A pintura, ou a arte da representação de imagens, mantém fortes conexões com sentidos
estéticos. A busca da beleza, por assim dizer. E, em torno dessa busca, surgem várias
possibilidades de interferência humana. Elas se dão através de linhas, cores e formas,
trabalhadas com características variadas e em estilos diversos, próprios da visão e da
sensibilidade de cada pintor/artista plástico.
Além disso, sabe-se que a pintura, em tempos remotos, significava vivenciar o mundo
através de uma visão mágica, aspecto que também pode se aproximar da estética. E, em tudo
isso, há a compreensão de que ela, historicamente, retratou o mundo com sua forma
expressiva e que – ainda nos tempos atuais – chama atenção das pessoas, seja em museus,
centros culturais ou, até mesmo, nas paredes de nossas casas. Ou seja, é entrar num ambiente
e ver algum quadro exposto, sentir qual o tema, como ele é retratado, que possibilidades de
beleza existem naquelas cores e sombras, que sensações desperta…
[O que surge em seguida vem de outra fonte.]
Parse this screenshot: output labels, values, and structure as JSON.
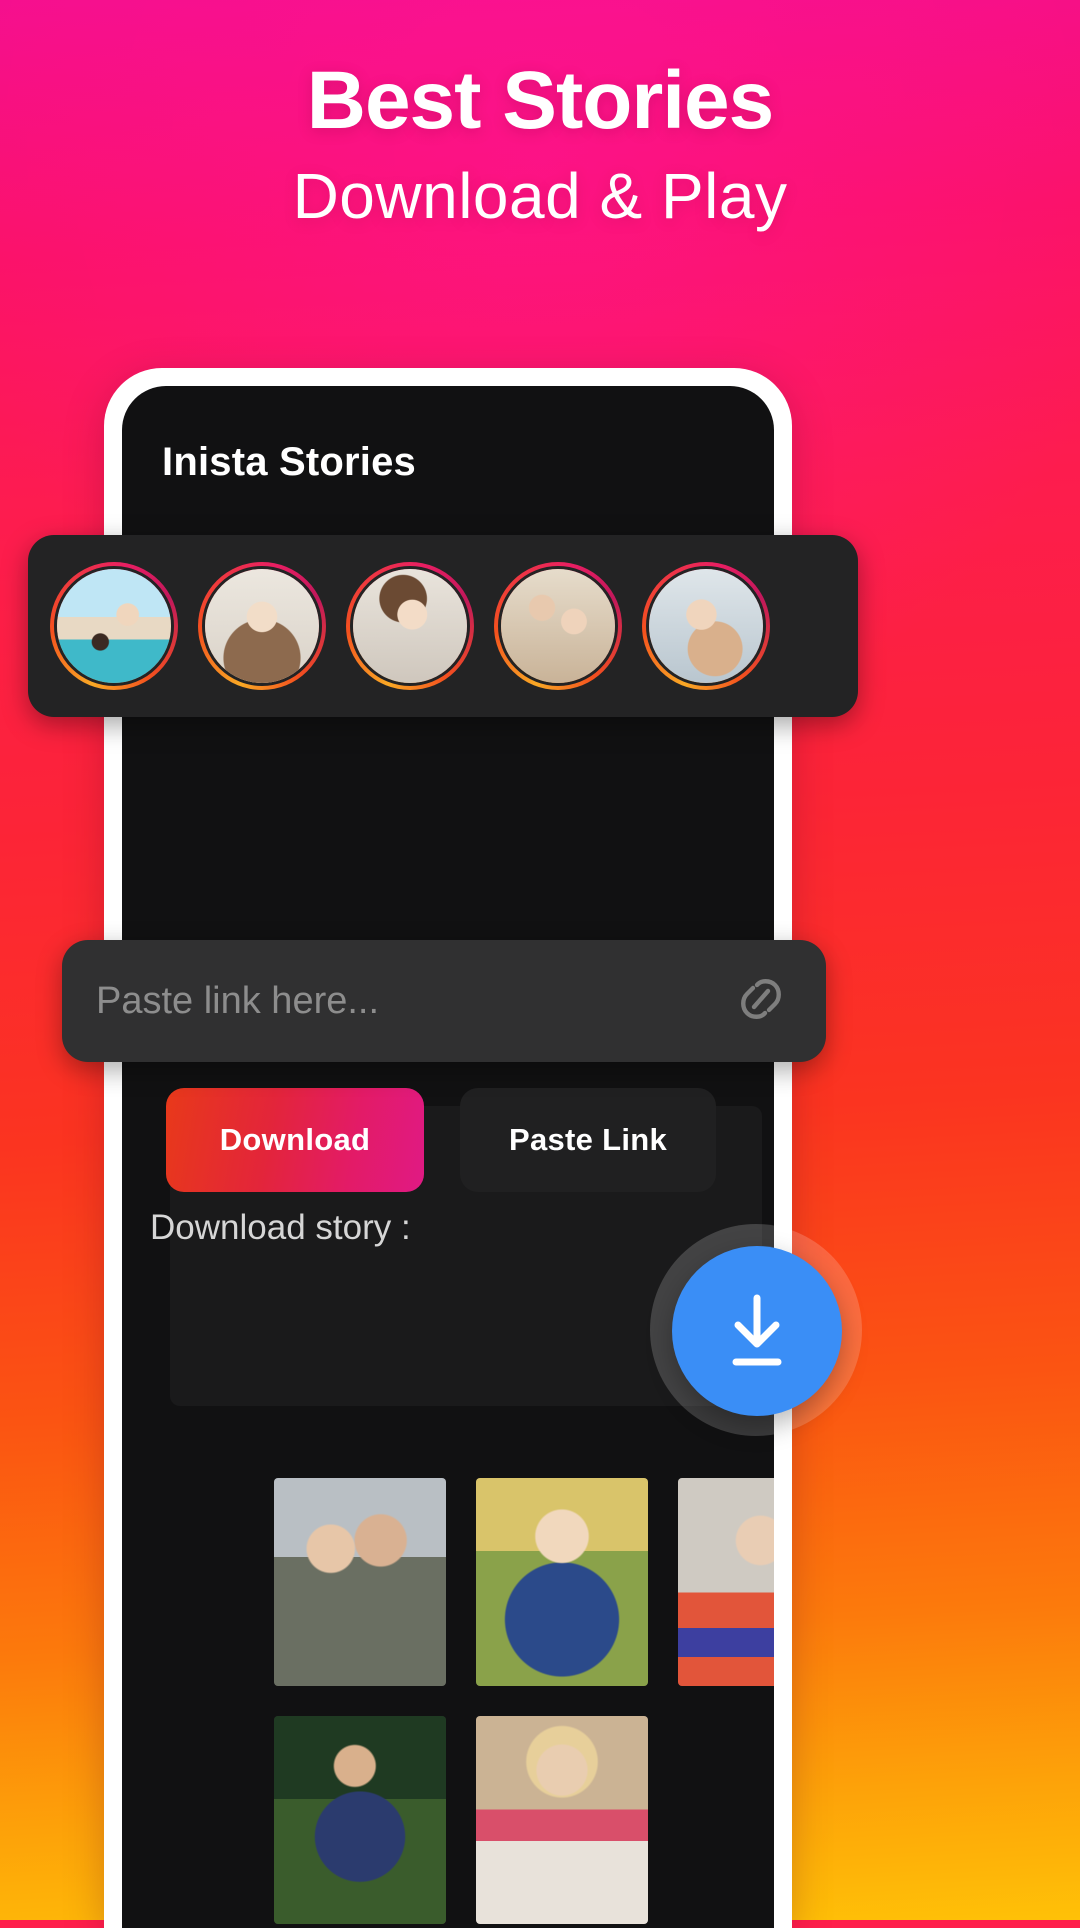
{
  "hero": {
    "title": "Best Stories",
    "subtitle": "Download & Play"
  },
  "colors": {
    "bg_top": "#f50f8e",
    "bg_mid": "#fb3420",
    "bg_bottom": "#ffc107",
    "accent_download": "#e31b67",
    "fab_blue": "#3a8ef6",
    "screen_bg": "#111112",
    "card_bg": "#232324",
    "field_bg": "#303031",
    "placeholder_text": "#8d8d8d"
  },
  "phone": {
    "app_title": "Inista Stories",
    "stories": {
      "label": "story-avatars",
      "items": [
        {
          "name": "story-1",
          "alt": "couple at the beach"
        },
        {
          "name": "story-2",
          "alt": "woman with long hair"
        },
        {
          "name": "story-3",
          "alt": "woman in white dress"
        },
        {
          "name": "story-4",
          "alt": "couple embracing"
        },
        {
          "name": "story-5",
          "alt": "woman in floral dress"
        }
      ]
    },
    "link_input": {
      "placeholder": "Paste link here...",
      "value": "",
      "icon": "chain-link-icon"
    },
    "buttons": {
      "download": "Download",
      "paste_link": "Paste Link"
    },
    "section": {
      "label": "Download story :",
      "thumbnails": [
        {
          "name": "thumb-1",
          "alt": "couple dancing outdoors"
        },
        {
          "name": "thumb-2",
          "alt": "woman in floral dress outdoors"
        },
        {
          "name": "thumb-3",
          "alt": "woman in striped sweater"
        },
        {
          "name": "thumb-4",
          "alt": "man in blue suit"
        },
        {
          "name": "thumb-5",
          "alt": "woman in straw hat"
        }
      ]
    },
    "fab": {
      "icon": "download-arrow-icon",
      "label": "Download"
    }
  }
}
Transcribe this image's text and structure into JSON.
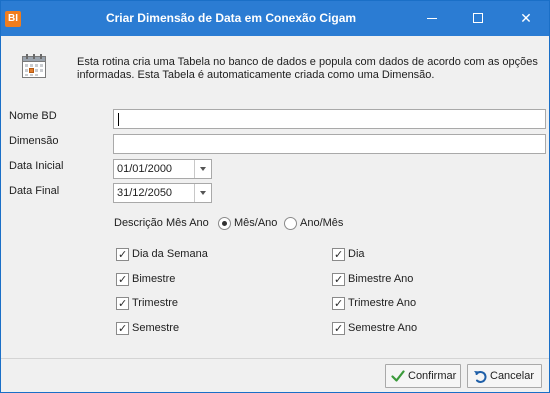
{
  "window": {
    "app_icon_text": "BI",
    "title": "Criar Dimensão de Data em Conexão Cigam",
    "minimize_glyph": "minimize-icon",
    "maximize_glyph": "maximize-icon",
    "close_glyph": "✕"
  },
  "header": {
    "icon": "calendar-icon",
    "description": "Esta rotina cria uma Tabela no banco de dados e popula com dados de acordo com as opções informadas. Esta Tabela é automaticamente criada como uma Dimensão."
  },
  "form": {
    "nome_bd": {
      "label": "Nome BD",
      "value": ""
    },
    "dimensao": {
      "label": "Dimensão",
      "value": ""
    },
    "data_inicial": {
      "label": "Data Inicial",
      "value": "01/01/2000"
    },
    "data_final": {
      "label": "Data Final",
      "value": "31/12/2050"
    },
    "descricao_mes_ano": {
      "label": "Descrição Mês Ano",
      "options": [
        {
          "label": "Mês/Ano",
          "selected": true
        },
        {
          "label": "Ano/Mês",
          "selected": false
        }
      ]
    },
    "checkboxes": [
      {
        "label": "Dia da Semana",
        "checked": true
      },
      {
        "label": "Dia",
        "checked": true
      },
      {
        "label": "Bimestre",
        "checked": true
      },
      {
        "label": "Bimestre Ano",
        "checked": true
      },
      {
        "label": "Trimestre",
        "checked": true
      },
      {
        "label": "Trimestre Ano",
        "checked": true
      },
      {
        "label": "Semestre",
        "checked": true
      },
      {
        "label": "Semestre Ano",
        "checked": true
      }
    ]
  },
  "footer": {
    "confirm_label": "Confirmar",
    "cancel_label": "Cancelar"
  },
  "colors": {
    "titlebar": "#2b7cd3",
    "app_icon": "#f07d1e",
    "confirm_icon": "#3a9a3a",
    "cancel_icon": "#1f5fa8"
  }
}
Diante do contexto inicial, se a pintura enquanto linguagem se aproximava da magia, é
ao mundo mágico da infância que esta crônica se inicia. Portanto: desde criança somos
despertados para a questão das cores, e elas têm formas, volumes e maneiras de
concretizarem-se no papel, numa tela, no ar, no chão… As cores enriquecem o mundo infantil;
elas excitam as crianças. Foi assim que me senti quando iniciei um curso de pintura ali pelos
sete anos, creio, na Escola Narizinho. O professor, de quem não lembro o nome, parecia saído
diretamente dos contos literários: era bonachão, gorducho, e usava um bigode daqueles bem
grandões, que invadem o queixo das pessoas. Simpático ao extremo, solicitava que eu pegasse
o pincel com carinho. Assim, dizia com poesia:
– Carlinhos, o pincel é seu amigo! Deixe ele pertinho de você…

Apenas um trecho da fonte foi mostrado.